Highlights from the first major day of Games For Change 2008:
- Chris Crawford suggested that the game industry is "creatively dead, or... perfectly marketed," like he did at GDC '06. He suggested people wanting to do dramatic new things with the medium to "go over, around or under the game industry, but don't waste your time going through it." Unlike his infamous speech at GDC, his message seemed uncannily on-point for a conference where more than half those in attendence are funded academically or via non-profit foundations. Personally, I have to agree that going through the game industry to fulfill your dreams is a waste of your time, and if your dream is of any value, humanity's time. Storytron has gone Alpha as of yesterday. We're going to review Hidden Agenda, the author of that game was also there talking about the early days of games that meant things.
- Some perspectives on doing games for news portals. Highlight: eye tracking metrics!
- Values@Play: a series of experimental games made by students or in collaboration with Mary Flanagan, Celia Pierce and Tracy Fullerton. Some interesting stuff, multiple Monsanto games (I was talking with Rinku about making a game called pHood, but it seems like they got that subject locked down). Watch for critical reviews right here y'all.
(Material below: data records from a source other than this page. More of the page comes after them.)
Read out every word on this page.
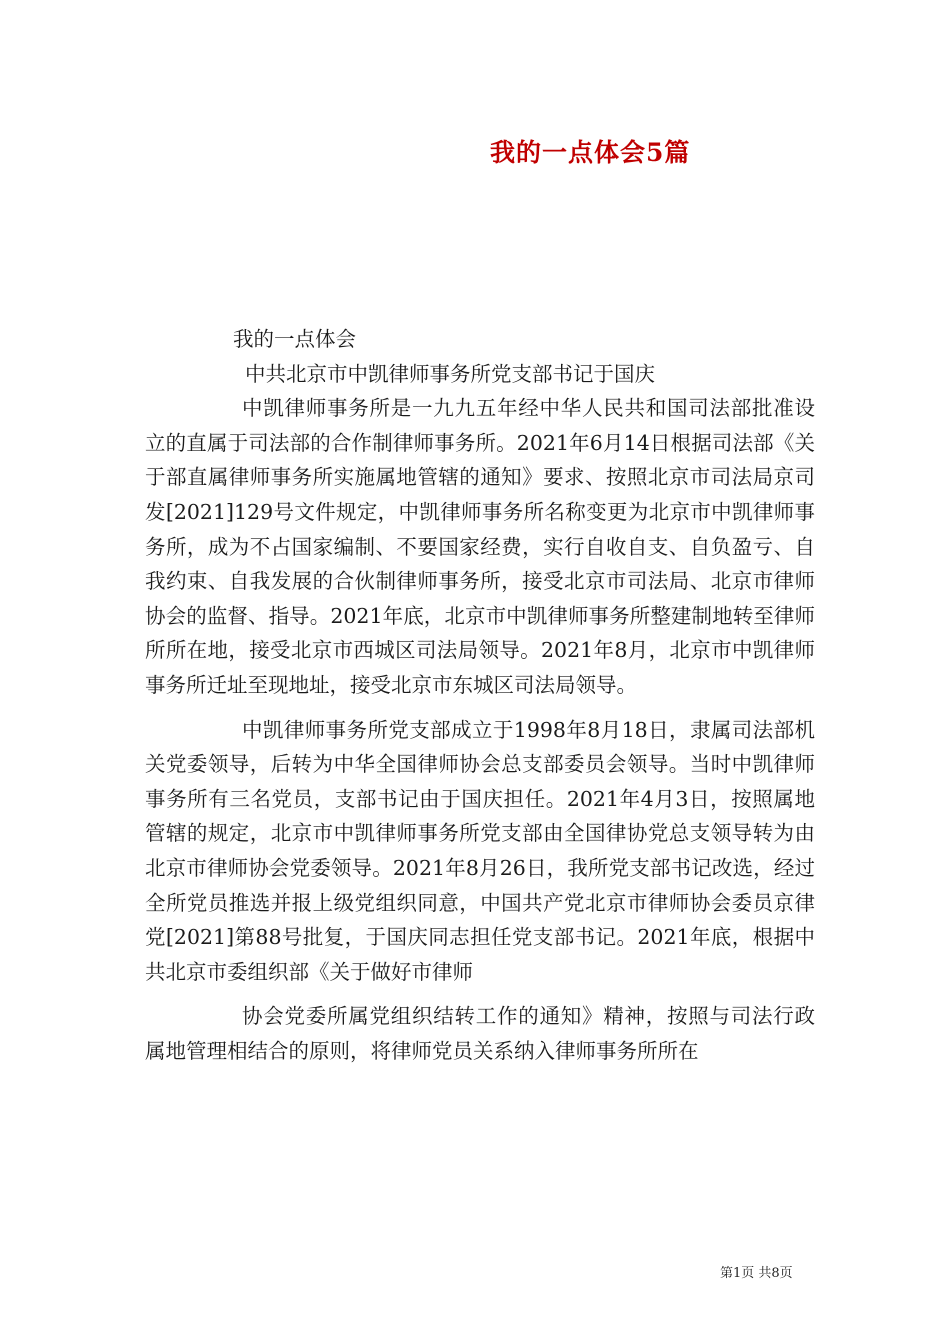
我的一点体会5篇

我的一点体会

中共北京市中凯律师事务所党支部书记于国庆

中凯律师事务所是一九九五年经中华人民共和国司法部批准设立的直属于司法部的合作制律师事务所。2021年6月14日根据司法部《关于部直属律师事务所实施属地管辖的通知》要求、按照北京市司法局京司发[2021]129号文件规定，中凯律师事务所名称变更为北京市中凯律师事务所，成为不占国家编制、不要国家经费，实行自收自支、自负盈亏、自我约束、自我发展的合伙制律师事务所，接受北京市司法局、北京市律师协会的监督、指导。2021年底，北京市中凯律师事务所整建制地转至律师所所在地，接受北京市西城区司法局领导。2021年8月，北京市中凯律师事务所迁址至现地址，接受北京市东城区司法局领导。

中凯律师事务所党支部成立于1998年8月18日，隶属司法部机关党委领导，后转为中华全国律师协会总支部委员会领导。当时中凯律师事务所有三名党员，支部书记由于国庆担任。2021年4月3日，按照属地管辖的规定，北京市中凯律师事务所党支部由全国律协党总支领导转为由北京市律师协会党委领导。2021年8月26日，我所党支部书记改选，经过全所党员推选并报上级党组织同意，中国共产党北京市律师协会委员京律党[2021]第88号批复，于国庆同志担任党支部书记。2021年底，根据中共北京市委组织部《关于做好市律师

协会党委所属党组织结转工作的通知》精神，按照与司法行政属地管理相结合的原则，将律师党员关系纳入律师事务所所在

第1页 共8页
- Arrrg!: sort of a cursory intro to ARGs/BUGs. What's intersting: the ludo/narrative divide that we all conjured out of the black ether for digital games, and then recently realized was imaginary, is almost formically alive in the categorical divide between Alternate Reality Games and Big Urban Games. I think stuff like World Without Oil could benefit from strong mechanical feedback, which coupled with progressive disclosure could keep it fresh for non-gamers and gamers alike. One day I'm going to design Bodhisattava Blues.
- XNA: if you abstract XNA to "X", where "X" is some other more interesting content creation platform, maybe one that can serve browser-embedded clients cross-platform, then he actually had a great point. Oddly enough, his comment on getting all your good ideas beaten out of you after ten years in the industry, right around when you might be able to execute them, echoed Chris's earlier comments.
- City Planning: Dave Thomas (not to be confused with the Wendy's guy) and Justin Hollander talked quite sharply about the dynamic conflicts underlying the long-term development of cities, why SimCity is a poor model (hail Stalin!) and suggested ways that better urban planning games might be made, which reflected on more general design in an interesting way. It's like: design a game where the gameplay teaches players to design a city without designing it because it's impossible to "design" a city. Once you understand that, you will have mastered game design.
- Keynote: James Paul Gee and Eric Zimmerman standing in for Jenkins rapped (no beatbox) about the state of procedural literacy and the survival premium that this kind of literacy has in the 21st century, when complex systems interact in ugly ways that threaten us all. Seemed to cement a resolution that the wider community is starting to get how to leverage interactivity, while previous conferences were a bit of a basic primer for noobz.
I got to meet Paolo Pedercini, he's working on a new game called Oilgarchy which is about peak oil, and might do another Monsanto game. Soon, Monsanto games will reign down in a saturation akin to terminator seeds or social network sites. He also told me something that is probably historic, but it hasn't gone public yet.
Leigh Alexander declined my offer to do a Hentai Game for Change.














Hentai Games for Change?
Hentai Games for Change?
Intriguing...could you elaborate?
FTW
Aw, just thought I'd close on a joke.